James Watson: Unverdauliches Essen und ein wunderschönes Modell
Es gab einen Baustein, der Darwin fehlte und eine große Lücke in seiner Theorie darstellte: Er kannte den Mechanismus nicht, der dazu führt, dass Merkmale von einer Generation zur nächsten weitergegeben werden. Heute kennen wir den Schlüssel dafür, es ist die Erbsubstanz DNA. Dieses Wissen ist noch gar nicht so alt. In den 1950er Jahren, knapp hundert Jahre nach der Entwicklung der Evolutionstheorie durch Darwin und Wallace, wussten Wissenschaftler zwar von dem außergewöhnlichen Molekül DNA. Doch wie genau es aussieht und auf welche Art der Körper es immer wieder kopiert, um neue Zellen herzustellen, darüber zerbrachen sie sich ihre Köpfe. Zwei von ihnen waren der Molekularbiologe James Watson und der Physiker und Biochemiker Francis Crick. Ihr Durchbruch war „Die Doppelhelix“ (The Double Helix), der Weg dorthin war allerdings alles andere als geradlinig, wie Watson in seinem gleichnamigen Buch beschreibt, das 1968 erstmals erschien.
Anders als „Die Entstehung der Arten“ konzentriert sich „Die Doppelhelix“ nicht auf die Darlegung der wissenschaftlichen Resultate. Es geht vielmehr darum, wie es einen jungen Amerikaner ins englische Cambridge verschlug, weil er mit einem Problem in Berührung gekommen war, mit dem er sich gar nicht beschäftigen sollte. Denn erstens wurde seine Arbeit über Gelder aus der Heimat finanziert und die waren für ein ganz anderes Projekt in Kopenhagen vorgesehen. Außerdem sollen die Forschungsfelder in England damals klar verteilt gewesen sein, laut Watson gehörte die DNA Maurice Wilkins (der mit Watson und Crick später den Nobelpreis erhielt) und Rosalind Franklin, die in London mit Röntgenbildern von kristallisierten Molekülen arbeiteten.

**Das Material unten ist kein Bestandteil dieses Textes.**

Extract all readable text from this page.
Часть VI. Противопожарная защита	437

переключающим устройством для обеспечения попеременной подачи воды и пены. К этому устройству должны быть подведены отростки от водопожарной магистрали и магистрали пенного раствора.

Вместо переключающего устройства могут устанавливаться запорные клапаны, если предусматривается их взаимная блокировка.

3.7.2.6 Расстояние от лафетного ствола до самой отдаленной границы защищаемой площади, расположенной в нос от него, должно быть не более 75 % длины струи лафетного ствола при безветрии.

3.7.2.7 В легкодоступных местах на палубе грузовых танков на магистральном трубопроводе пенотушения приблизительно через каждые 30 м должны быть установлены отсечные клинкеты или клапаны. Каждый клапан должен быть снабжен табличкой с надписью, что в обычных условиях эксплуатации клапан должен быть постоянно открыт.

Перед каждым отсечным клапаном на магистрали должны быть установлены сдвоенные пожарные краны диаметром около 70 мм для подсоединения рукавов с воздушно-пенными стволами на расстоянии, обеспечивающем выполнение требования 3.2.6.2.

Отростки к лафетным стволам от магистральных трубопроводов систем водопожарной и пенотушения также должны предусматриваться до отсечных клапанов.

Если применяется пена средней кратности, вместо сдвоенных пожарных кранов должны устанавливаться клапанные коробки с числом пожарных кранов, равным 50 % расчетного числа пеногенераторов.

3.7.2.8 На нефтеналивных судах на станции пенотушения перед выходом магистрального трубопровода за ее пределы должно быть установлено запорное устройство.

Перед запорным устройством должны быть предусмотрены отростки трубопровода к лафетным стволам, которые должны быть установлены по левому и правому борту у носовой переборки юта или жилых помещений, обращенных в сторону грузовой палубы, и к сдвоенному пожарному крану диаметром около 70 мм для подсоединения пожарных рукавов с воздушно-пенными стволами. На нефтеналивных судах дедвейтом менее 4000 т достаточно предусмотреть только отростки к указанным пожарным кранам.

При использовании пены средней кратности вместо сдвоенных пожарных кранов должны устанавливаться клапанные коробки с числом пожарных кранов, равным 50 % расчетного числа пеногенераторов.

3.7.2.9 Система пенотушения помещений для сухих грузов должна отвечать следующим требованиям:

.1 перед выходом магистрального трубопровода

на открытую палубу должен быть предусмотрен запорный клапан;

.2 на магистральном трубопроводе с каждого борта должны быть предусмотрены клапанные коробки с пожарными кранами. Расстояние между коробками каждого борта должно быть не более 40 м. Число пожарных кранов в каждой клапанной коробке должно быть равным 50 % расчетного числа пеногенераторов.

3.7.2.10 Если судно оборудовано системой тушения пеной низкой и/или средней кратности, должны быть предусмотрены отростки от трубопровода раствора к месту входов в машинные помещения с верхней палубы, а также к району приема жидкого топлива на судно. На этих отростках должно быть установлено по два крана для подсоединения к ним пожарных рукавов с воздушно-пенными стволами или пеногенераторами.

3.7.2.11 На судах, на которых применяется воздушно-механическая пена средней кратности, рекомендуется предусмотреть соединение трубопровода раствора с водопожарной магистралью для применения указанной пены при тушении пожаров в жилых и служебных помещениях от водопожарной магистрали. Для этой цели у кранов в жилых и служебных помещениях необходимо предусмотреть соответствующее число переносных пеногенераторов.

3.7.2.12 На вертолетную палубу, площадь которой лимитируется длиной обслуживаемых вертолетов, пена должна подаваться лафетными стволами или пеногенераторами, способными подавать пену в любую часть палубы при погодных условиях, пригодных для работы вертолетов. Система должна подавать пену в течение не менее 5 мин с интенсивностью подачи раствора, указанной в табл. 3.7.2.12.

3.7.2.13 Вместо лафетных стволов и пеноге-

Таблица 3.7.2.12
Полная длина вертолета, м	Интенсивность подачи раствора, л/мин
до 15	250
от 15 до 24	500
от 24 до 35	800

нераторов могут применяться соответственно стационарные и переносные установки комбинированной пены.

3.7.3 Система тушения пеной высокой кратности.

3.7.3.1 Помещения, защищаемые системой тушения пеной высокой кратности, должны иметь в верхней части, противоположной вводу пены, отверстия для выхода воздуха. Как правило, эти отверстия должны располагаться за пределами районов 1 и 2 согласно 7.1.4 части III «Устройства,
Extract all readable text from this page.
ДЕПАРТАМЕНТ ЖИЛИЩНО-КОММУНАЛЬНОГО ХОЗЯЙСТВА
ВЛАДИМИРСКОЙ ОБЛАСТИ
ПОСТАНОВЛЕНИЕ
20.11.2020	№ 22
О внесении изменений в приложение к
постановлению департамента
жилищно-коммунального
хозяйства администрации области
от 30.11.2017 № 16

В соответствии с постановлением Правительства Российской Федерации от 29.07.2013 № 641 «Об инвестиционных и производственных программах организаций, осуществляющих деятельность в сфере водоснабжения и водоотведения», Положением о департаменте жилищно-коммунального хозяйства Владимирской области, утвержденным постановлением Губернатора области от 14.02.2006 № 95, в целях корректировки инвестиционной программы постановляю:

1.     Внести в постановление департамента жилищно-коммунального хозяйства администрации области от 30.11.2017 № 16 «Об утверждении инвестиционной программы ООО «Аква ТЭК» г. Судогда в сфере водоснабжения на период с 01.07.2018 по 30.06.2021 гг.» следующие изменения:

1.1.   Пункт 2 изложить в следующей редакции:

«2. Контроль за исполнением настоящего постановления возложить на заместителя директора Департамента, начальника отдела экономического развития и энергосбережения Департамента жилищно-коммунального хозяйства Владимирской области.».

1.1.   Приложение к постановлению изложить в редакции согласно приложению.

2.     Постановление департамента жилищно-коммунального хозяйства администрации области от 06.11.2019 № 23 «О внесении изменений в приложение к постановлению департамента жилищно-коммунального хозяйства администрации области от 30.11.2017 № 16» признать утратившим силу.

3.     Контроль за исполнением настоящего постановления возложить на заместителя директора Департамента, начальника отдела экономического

Im Gegensatz zu Darwins gut hergeleiteter und schlüssig formulierter Theorie zeigt Watson, wie Wissenschaft auch sein kann: Voller unerwarteter Irrungen und Wirrungen und vor allem abhängig von ganz unterschiedlichen Charakteren. Watson berichtet immer wieder über seine eigenen persönlichen Probleme, wie die winzigen, zugigen Appartements, in denen er lebte, und das englische Essen, das bei ihm furchtbare Bauchschmerzen verursachte. Gleichzeitig lernt man Personen kennen, die auf die eine oder andere Weise mit der Suche nach der DNA-Struktur befasst waren, am besten von allen natürlich Francis Crick. Obwohl manchmal regelrecht euphorisch, verliert Crick mehrmals die Lust an der DNA, nur um später mit Watson in einem Pub erneut darüber zu brüten. Eine unrühmliche Ausnahme – unrühmlich für ihn, nicht für sie – ist Watsons Beschreibung von Rosalind Franklin. Er wurde nicht nur für seine Darstellung Franklins in „Die Doppelhelix“ kritisiert (während eines Vortrags von ihr sinniert er darüber, warum sie nicht mehr aus ihrem Typ macht), sondern auch dafür, dass ihr Beitrag zur Entdeckung der DNA-Doppelhelix kaum gewürdigt wurde. Seine Haltung soll er nach ihrem frühen Tod revidiert haben, doch bereits am Ende des Buches spricht er wesentlich respektvoller von Franklin. Dann nämlich, als sie die bestechende Schönheit von Watsons und Cricks Modell sofort erfasst.
Trotz allem hat mir Watson Bericht über die entscheidenden Monate in Cambridge gefallen, weil er neben seiner eigenen Arbeit mit Crick das „Rennen“ gegen Linus Pauling schildert, dem renommierten Chemiker in den USA. Die meisten hielten Pauling für den aussichtsreichsten Kandidaten, wenn es um die Entdeckung der DNA-Struktur ging. Ironischerweise war sein Sohn Peter Student in Cambridge, so bekamen Watson und Crick einen noch unveröffentlichten Fachaufsatz des Vaters in die Hände und erkannten, dass der große Mann die falsche Fährte verfolgte. Das trieb die beiden bei ihrer Suche noch mehr voran. Die Geschichte der Doppelhelix handelt damit auch von zwei „Underdogs“, die mit Cleverness und einem gehörigen Schuss Selbstvertrauen einen Volltreffer landeten. Wie so oft erscheint die Lösung des Problems nicht aus dem Nichts, sondern wird von vielen Akteuren inspiriert, die schon den halben Weg zur richtigen Antwort zurückgelegt haben.